Mobile use is on the rise – according to Google search reports, mobile queries grew by 50% in certain industries and desktop queries declined by 4% in Q1 2015 year over year. In April 2015 Google rolled out a big search engine update that affects mobile-unfriendly websites. Now, if you or your client’s website doesn’t look mobile-friendly from Google’s perspective, it might go down in the Search Engine Results Page (SERP) a lot or not show up at all.

Here are a few criteria Google judges the mobile sites against:

  1. Responsive content – If your text or graphics don’t fit a mobile device screen automatically, or text is too small to read on a smaller screen, it’s an automatic fail
  2. Usability – If your links or other touchable elements are too crowded and people can’t click on something they want to, it’s a fail
  3. Loading time – Mobile internet connections are slower than desktop ones and data traffic is more expensive. If it takes too long for the site to load on a mobile device or content is too heavy, it will also automatically fail the website criteria set by Google
  4. Technical Issues – If the mobile version of your website is hidden from non-mobile devices (via robots.txt settings), Google would not even be able to access it for an assessment and might automatically exclude it from the search results

Example of a mobile-unfriendly website:

mobile optimized website

Here’s an example of one of our clients, UnitedHealth Group, who has a mobile-friendly career site.

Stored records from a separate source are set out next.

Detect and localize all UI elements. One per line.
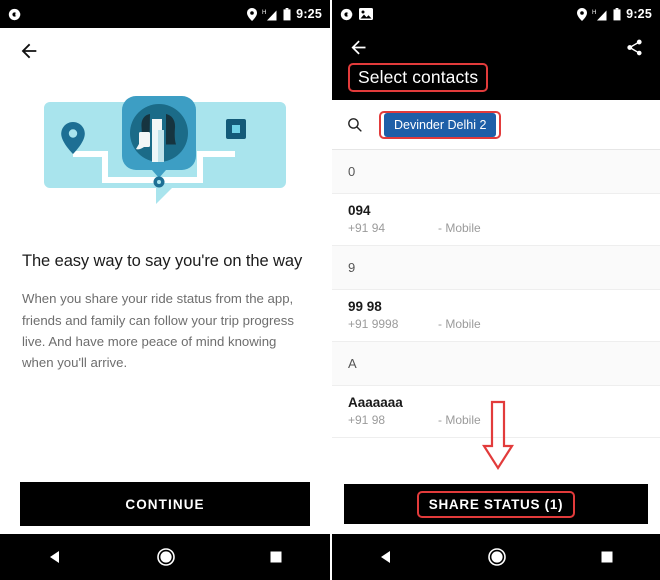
notification-dot-icon bbox=[340, 8, 353, 21]
contacts-list: 0 094 +91 94 - Mobile 9 99 98 +91 9998 -… bbox=[332, 150, 660, 438]
contact-type: - Mobile bbox=[438, 317, 481, 332]
contact-type: - Mobile bbox=[438, 221, 481, 236]
dual-screenshot-container: H 9:25 The easy way to say you're on the… bbox=[0, 0, 660, 580]
left-status-time: 9:25 bbox=[296, 7, 322, 21]
battery-icon bbox=[283, 7, 291, 21]
list-section-header: 9 bbox=[332, 246, 660, 290]
back-arrow-icon[interactable] bbox=[348, 37, 369, 58]
share-status-button[interactable]: SHARE STATUS (1) bbox=[344, 484, 648, 524]
selected-contact-chip[interactable]: Devinder Delhi 2 bbox=[384, 112, 497, 137]
signal-h-icon: H bbox=[592, 8, 608, 21]
location-pin-icon bbox=[247, 7, 258, 21]
screenshot-image-icon bbox=[359, 8, 373, 20]
location-pin-icon bbox=[577, 7, 588, 21]
contact-type: - Mobile bbox=[438, 413, 481, 428]
contact-name: 094 bbox=[348, 203, 371, 218]
back-arrow-icon[interactable] bbox=[18, 40, 40, 62]
left-phone-screen: H 9:25 The easy way to say you're on the… bbox=[0, 0, 330, 580]
svg-text:H: H bbox=[262, 10, 266, 16]
left-top-bar bbox=[0, 28, 330, 74]
share-button-area: SHARE STATUS (1) bbox=[332, 476, 660, 534]
right-nav-bar bbox=[332, 534, 660, 580]
left-status-bar: H 9:25 bbox=[0, 0, 330, 28]
contact-name: 99 98 bbox=[348, 299, 382, 314]
left-nav-bar bbox=[0, 534, 330, 580]
contact-list-item[interactable]: Aaaaaaa +91 98 - Mobile bbox=[332, 386, 660, 438]
page-body-text: When you share your ride status from the… bbox=[22, 291, 294, 371]
list-section-header: A bbox=[332, 342, 660, 386]
select-contacts-app-bar: Select contacts bbox=[332, 28, 660, 100]
contact-number: +91 94 bbox=[348, 221, 386, 236]
back-triangle-icon[interactable] bbox=[378, 549, 394, 565]
page-title: The easy way to say you're on the way bbox=[22, 252, 303, 270]
home-circle-icon[interactable] bbox=[487, 547, 507, 567]
selected-contact-chip-annotation: Devinder Delhi 2 bbox=[379, 110, 502, 139]
contact-search-row[interactable]: Devinder Delhi 2 bbox=[332, 100, 660, 150]
back-triangle-icon[interactable] bbox=[47, 549, 63, 565]
contact-name: Aaaaaaa bbox=[348, 395, 403, 410]
recents-square-icon[interactable] bbox=[269, 550, 283, 564]
svg-text:H: H bbox=[592, 10, 596, 16]
recents-square-icon[interactable] bbox=[600, 550, 614, 564]
list-section-header: 0 bbox=[332, 150, 660, 194]
right-phone-screen: H 9:25 Select contacts Devinder Delhi 2 … bbox=[330, 0, 660, 580]
notification-dot-icon bbox=[8, 8, 21, 21]
contact-list-item[interactable]: 99 98 +91 9998 - Mobile bbox=[332, 290, 660, 342]
contact-list-item[interactable]: 094 +91 94 - Mobile bbox=[332, 194, 660, 246]
signal-h-icon: H bbox=[262, 8, 278, 21]
ride-share-illustration bbox=[44, 96, 286, 204]
right-status-time: 9:25 bbox=[626, 7, 652, 21]
page-title: Select contacts bbox=[348, 62, 489, 92]
contact-number: +91 98 bbox=[348, 413, 386, 428]
share-status-label: SHARE STATUS (1) bbox=[416, 490, 576, 518]
share-icon[interactable] bbox=[625, 38, 644, 57]
search-icon[interactable] bbox=[346, 116, 363, 133]
illustration-area bbox=[0, 78, 330, 228]
continue-button[interactable]: CONTINUE bbox=[20, 482, 310, 526]
contact-number: +91 9998 bbox=[348, 317, 399, 332]
right-status-bar: H 9:25 bbox=[332, 0, 660, 28]
battery-icon bbox=[613, 7, 621, 21]
home-circle-icon[interactable] bbox=[156, 547, 176, 567]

All job postings are mobile friendly and candidates can also apply using their mobile device. It’s important to not only look mobile-friendly but also provide a great user experience after landing customers on your website.

Example of a mobile optimized website:

mobile optimized website

Here are a few insights on how you can develop a mobile optimized website:

  • Great use of all possible mobile actions – phone numbers that can be clicked on to initiate a call; addresses with a map plug-in for immediate directions; contact details, like e-mails, that could be sent directly from the device via its mailing app
  • Easy and simple “thumb-friendly” navigation items throughout the website
  • Light use of text and pictures which allows the website to load quickly on a slow mobile connection and to decrease data charges
  • Very clear and easy-to-follow conversion path with no unnecessary elements on the way (e.g. too many graphic elements or complex forms)
  • Easily rotated/resized elements so the website will look the same even if the screen resolution changes
  • Light use of type-in forms (unless absolutely necessary e.g. in job applications, or in a check-out process)
  • Option to view a desktop version of the website

Are all of your clients ready to be ranked by the new Google mobile search algorithm?